With lush forest and a fascinating diversity of animals, Gombe stream National Park is home to one of the most beautiful and stunning natural forests in Tanzania. Stop at this park for an amazing chimpanzee trek. Chimpanzees are known to be the species of primates closest to humans, sharing 98% of the genes that we also have. Efforts to conserve the chimps are widely acknowledged and supported. The Jane Goodall Foundation plays a big role in the conservation of the Chimpanzees here as well as the gorillas in Uganda. Here, you will also find troops of olive baboons, red-tailed and red Colobus monkeys, which stick to the forest canopy due to being regularly hunted by the forest chimps, as well as more than 200 birds species.

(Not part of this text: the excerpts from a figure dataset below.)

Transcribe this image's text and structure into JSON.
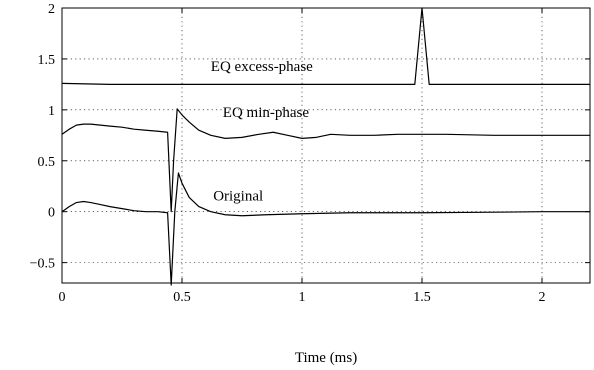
{
  "chart_data": {
    "type": "line",
    "xlabel": "Time (ms)",
    "ylabel": "",
    "xlim": [
      0,
      2.2
    ],
    "ylim": [
      -0.7,
      2
    ],
    "xticks": [
      0,
      0.5,
      1,
      1.5,
      2
    ],
    "xtick_labels": [
      "0",
      "0.5",
      "1",
      "1.5",
      "2"
    ],
    "yticks": [
      -0.5,
      0,
      0.5,
      1,
      1.5,
      2
    ],
    "ytick_labels": [
      "−0.5",
      "0",
      "0.5",
      "1",
      "1.5",
      "2"
    ],
    "grid": true,
    "series": [
      {
        "name": "Original",
        "x": [
          0,
          0.03,
          0.06,
          0.09,
          0.12,
          0.16,
          0.2,
          0.25,
          0.3,
          0.35,
          0.4,
          0.44,
          0.455,
          0.47,
          0.485,
          0.5,
          0.53,
          0.57,
          0.62,
          0.68,
          0.75,
          0.85,
          1.0,
          1.2,
          1.5,
          1.8,
          2.0,
          2.2
        ],
        "y": [
          0,
          0.05,
          0.09,
          0.1,
          0.09,
          0.07,
          0.05,
          0.03,
          0.01,
          0.0,
          0.0,
          -0.01,
          -0.72,
          0.0,
          0.38,
          0.28,
          0.14,
          0.05,
          0.0,
          -0.03,
          -0.04,
          -0.03,
          -0.02,
          -0.01,
          -0.01,
          -0.005,
          0.0,
          0.0
        ]
      },
      {
        "name": "EQ min-phase",
        "x": [
          0,
          0.03,
          0.06,
          0.09,
          0.12,
          0.16,
          0.2,
          0.25,
          0.3,
          0.35,
          0.4,
          0.44,
          0.455,
          0.465,
          0.48,
          0.5,
          0.53,
          0.57,
          0.62,
          0.68,
          0.75,
          0.82,
          0.88,
          0.94,
          1.0,
          1.06,
          1.12,
          1.2,
          1.3,
          1.4,
          1.6,
          1.8,
          2.0,
          2.2
        ],
        "y": [
          0.76,
          0.81,
          0.85,
          0.86,
          0.86,
          0.85,
          0.84,
          0.83,
          0.81,
          0.8,
          0.79,
          0.78,
          0.0,
          0.5,
          1.01,
          0.95,
          0.88,
          0.8,
          0.75,
          0.72,
          0.73,
          0.76,
          0.78,
          0.75,
          0.72,
          0.73,
          0.76,
          0.75,
          0.75,
          0.76,
          0.76,
          0.75,
          0.75,
          0.75
        ]
      },
      {
        "name": "EQ excess-phase",
        "x": [
          0,
          0.2,
          0.5,
          1.0,
          1.3,
          1.47,
          1.5,
          1.53,
          1.7,
          2.0,
          2.2
        ],
        "y": [
          1.26,
          1.25,
          1.25,
          1.25,
          1.25,
          1.25,
          2.0,
          1.25,
          1.25,
          1.25,
          1.25
        ]
      }
    ],
    "annotations": [
      {
        "text": "EQ excess-phase",
        "x": 0.62,
        "y": 1.38
      },
      {
        "text": "EQ min-phase",
        "x": 0.67,
        "y": 0.93
      },
      {
        "text": "Original",
        "x": 0.63,
        "y": 0.11
      }
    ]
  }
}
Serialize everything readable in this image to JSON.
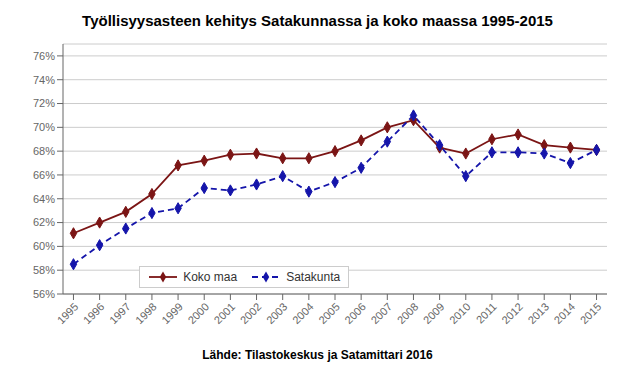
{
  "chart_data": {
    "type": "line",
    "title": "Työllisyysasteen kehitys Satakunnassa ja koko maassa 1995-2015",
    "subtitle": "Lähde: Tilastokeskus ja Satamittari 2016",
    "x": [
      1995,
      1996,
      1997,
      1998,
      1999,
      2000,
      2001,
      2002,
      2003,
      2004,
      2005,
      2006,
      2007,
      2008,
      2009,
      2010,
      2011,
      2012,
      2013,
      2014,
      2015
    ],
    "series": [
      {
        "name": "Koko maa",
        "color": "#7B1515",
        "marker": "diamond",
        "line_style": "solid",
        "values": [
          61.1,
          62.0,
          62.9,
          64.4,
          66.8,
          67.2,
          67.7,
          67.8,
          67.4,
          67.4,
          68.0,
          68.9,
          70.0,
          70.6,
          68.3,
          67.8,
          69.0,
          69.4,
          68.5,
          68.3,
          68.1
        ]
      },
      {
        "name": "Satakunta",
        "color": "#1515AA",
        "marker": "diamond",
        "line_style": "dashed",
        "values": [
          58.5,
          60.1,
          61.5,
          62.8,
          63.2,
          64.9,
          64.7,
          65.2,
          65.9,
          64.6,
          65.4,
          66.6,
          68.8,
          71.0,
          68.5,
          65.9,
          67.9,
          67.9,
          67.8,
          67.0,
          68.1
        ]
      }
    ],
    "xlim": [
      1994.6,
      2015.4
    ],
    "xticks": [
      1995,
      1996,
      1997,
      1998,
      1999,
      2000,
      2001,
      2002,
      2003,
      2004,
      2005,
      2006,
      2007,
      2008,
      2009,
      2010,
      2011,
      2012,
      2013,
      2014,
      2015
    ],
    "ylim": [
      56,
      77
    ],
    "yticks": [
      {
        "value": 56,
        "label": "56%"
      },
      {
        "value": 58,
        "label": "58%"
      },
      {
        "value": 60,
        "label": "60%"
      },
      {
        "value": 62,
        "label": "62%"
      },
      {
        "value": 64,
        "label": "64%"
      },
      {
        "value": 66,
        "label": "66%"
      },
      {
        "value": 68,
        "label": "68%"
      },
      {
        "value": 70,
        "label": "70%"
      },
      {
        "value": 72,
        "label": "72%"
      },
      {
        "value": 74,
        "label": "74%"
      },
      {
        "value": 76,
        "label": "76%"
      }
    ],
    "grid": true,
    "legend": "lower left"
  }
}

Katavi National Park: Although Katavi National Park is Tanzania’s third largest national park, it is one of the least visited savannah reserves. Wildlife viewing is excellent during the dry season of June through October, when game concentrates around the three floodplains in the park. The park’s lifeline is the Katuma River, which all but dries out during the dry season. Hundreds of hippos can be seen occupying small pools during the dry season and bloody hippo fights are a common occurrence.

Crocodile, buffalo, elephant and lion are seen in the park along with many antelope species. Katavi should be avoided during the rainy season when mosquitoes are abundant and game viewing difficult. However, during the dry season it is a spectacular site and is reminiscent of what safaris were like 30 years ago.